Physical exam tests for meniscus tears are moderately useful but not definitive. The McMurray test, the most widely used clinical test, detects medial meniscus tears with a sensitivity that ranges from about 16% to 88% depending on the examiner’s experience and technique. MRI is typically the next step when a tear is suspected.
Other Causes That Affect Either Side
Osteoarthritis can produce pain on whichever side of the knee has lost the most cartilage. If the inner compartment wears down faster (the more common pattern), you’ll feel medial knee pain that worsens with weight-bearing and improves with rest. If the outer compartment degenerates first, the pain shifts laterally. Osteoarthritis pain tends to develop gradually over months or years and feels stiff after periods of inactivity.
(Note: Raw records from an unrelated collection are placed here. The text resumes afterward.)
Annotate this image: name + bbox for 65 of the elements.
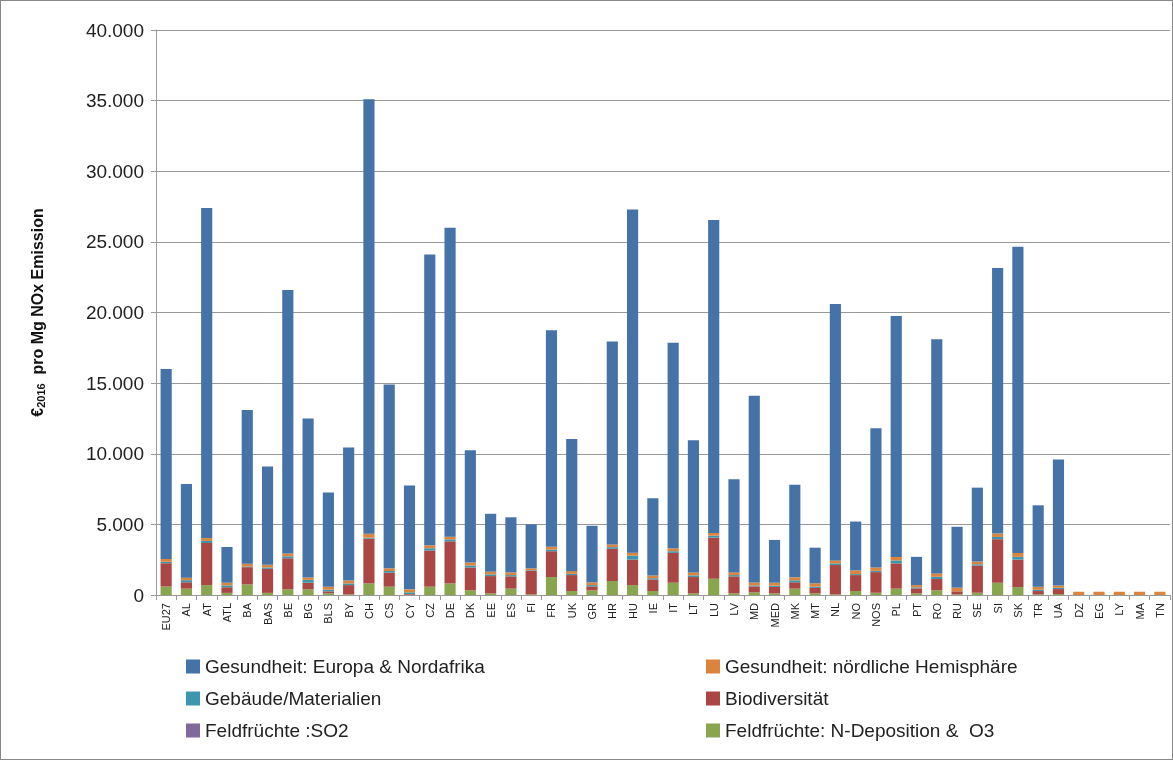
x-tick-label: CS xyxy=(383,603,396,619)
legend-label: Feldfrüchte :SO2 xyxy=(205,720,349,741)
legend-label: Gesundheit: nördliche Hemisphäre xyxy=(725,656,1018,677)
x-tick-label: MA xyxy=(1133,602,1146,620)
x-tick-label: EU27 xyxy=(160,603,173,631)
x-tick-label: NO xyxy=(849,602,862,620)
legend-label: Gebäude/Materialien xyxy=(205,688,382,709)
x-tick-label: LV xyxy=(727,602,740,616)
x-tick-label: FR xyxy=(545,602,558,618)
x-tick-label: BY xyxy=(342,602,355,618)
x-tick-label: CZ xyxy=(423,602,436,618)
x-tick-label: AL xyxy=(180,603,193,617)
x-tick-label: BAS xyxy=(261,603,274,626)
x-tick-label: LY xyxy=(1113,602,1126,616)
y-tick-label: 15.000 xyxy=(85,372,144,394)
x-tick-label: SK xyxy=(1011,602,1024,618)
x-tick-label: LT xyxy=(687,602,700,616)
legend-label: Gesundheit: Europa & Nordafrika xyxy=(205,656,486,677)
x-tick-label: DE xyxy=(444,603,457,619)
x-tick-label: BE xyxy=(281,603,294,618)
x-tick-label: TN xyxy=(1153,602,1166,618)
x-tick-label: FI xyxy=(525,603,538,613)
x-tick-label: RU xyxy=(951,602,964,619)
x-tick-label: SI xyxy=(991,603,1004,614)
y-tick-label: 0 xyxy=(133,584,144,606)
x-tick-label: IT xyxy=(667,602,680,613)
x-tick-label: EE xyxy=(484,603,497,618)
x-tick-label: TR xyxy=(1032,602,1045,618)
x-tick-label: LU xyxy=(707,602,720,618)
x-tick-label: HU xyxy=(626,602,639,619)
x-tick-label: PL xyxy=(890,603,903,617)
x-tick-label: UA xyxy=(1052,602,1065,619)
x-tick-label: ES xyxy=(504,603,517,618)
x-tick-label: EG xyxy=(1093,603,1106,619)
x-tick-label: BG xyxy=(302,603,315,619)
y-tick-label: 20.000 xyxy=(85,302,144,323)
x-tick-label: MT xyxy=(809,602,822,619)
x-tick-label: GR xyxy=(586,602,599,620)
y-tick-label: 5.000 xyxy=(96,513,144,535)
x-tick-label: CY xyxy=(403,602,416,619)
x-tick-label: RO xyxy=(930,602,943,620)
y-tick-label: 25.000 xyxy=(85,231,144,253)
x-tick-label: SE xyxy=(971,603,984,618)
x-tick-label: AT xyxy=(200,602,213,617)
y-tick-label: 30.000 xyxy=(85,160,144,182)
x-tick-label: BA xyxy=(241,602,254,618)
x-tick-label: MED xyxy=(768,602,781,628)
y-tick-label: 40.000 xyxy=(85,19,144,41)
x-tick-label: DK xyxy=(464,602,477,619)
legend-label: Feldfrüchte: N-Deposition & O3 xyxy=(725,720,995,741)
x-tick-label: UK xyxy=(565,602,578,619)
x-tick-label: HR xyxy=(606,602,619,619)
y-tick-label: 35.000 xyxy=(85,90,144,112)
legend-label: Biodiversität xyxy=(725,688,830,709)
x-tick-label: BLS xyxy=(322,603,335,624)
x-tick-label: NOS xyxy=(869,603,882,627)
x-tick-label: PT xyxy=(910,602,923,618)
x-tick-label: NL xyxy=(829,603,842,618)
x-tick-label: DZ xyxy=(1072,602,1085,618)
y-tick-label: 10.000 xyxy=(85,443,144,465)
x-tick-label: MK xyxy=(788,602,801,620)
x-tick-label: MD xyxy=(748,602,761,621)
x-tick-label: CH xyxy=(362,602,375,619)
x-tick-label: IE xyxy=(646,603,659,614)
x-tick-label: ATL xyxy=(220,603,233,623)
Referred pain from the hip or lower back can also show up as one-sided knee pain without any obvious knee injury. This is worth considering if your knee looks and feels normal on examination but the pain persists.
What Helps and What to Watch For
For overuse conditions like iliotibial band syndrome and pes anserine bursitis, reducing the aggravating activity is the first step. Ice applied for 15 to 20 minutes several times a day helps with inflammation in the first few days. Strengthening the muscles around your hip, particularly the glute muscles on the side of the hip, reduces strain on the outer knee structures. A simple exercise: stand sideways on the bottom step of a staircase with your affected leg on the step and your other foot on the floor. Use the leg on the step to lift your body up, bringing the other foot level with the step. Two to four repetitions on each side builds the lateral hip strength that takes pressure off the knee.
For ligament sprains, early gentle movement within a pain-free range promotes better healing than complete rest. A hinged brace protects partial and complete tears while still allowing controlled bending.
Certain signs warrant prompt medical evaluation: inability to put weight on the leg (even with a limp), rapid swelling within the first two hours after an injury (which may indicate bleeding inside the joint), inability to bend the knee to 90 degrees, a visible deformity, or a knee that repeatedly locks or gives way. Warmth and redness combined with fever could signal an infection rather than a mechanical problem, and that needs urgent attention. If you’re 55 or older and had a recent injury, imaging is generally recommended even if the pain seems minor.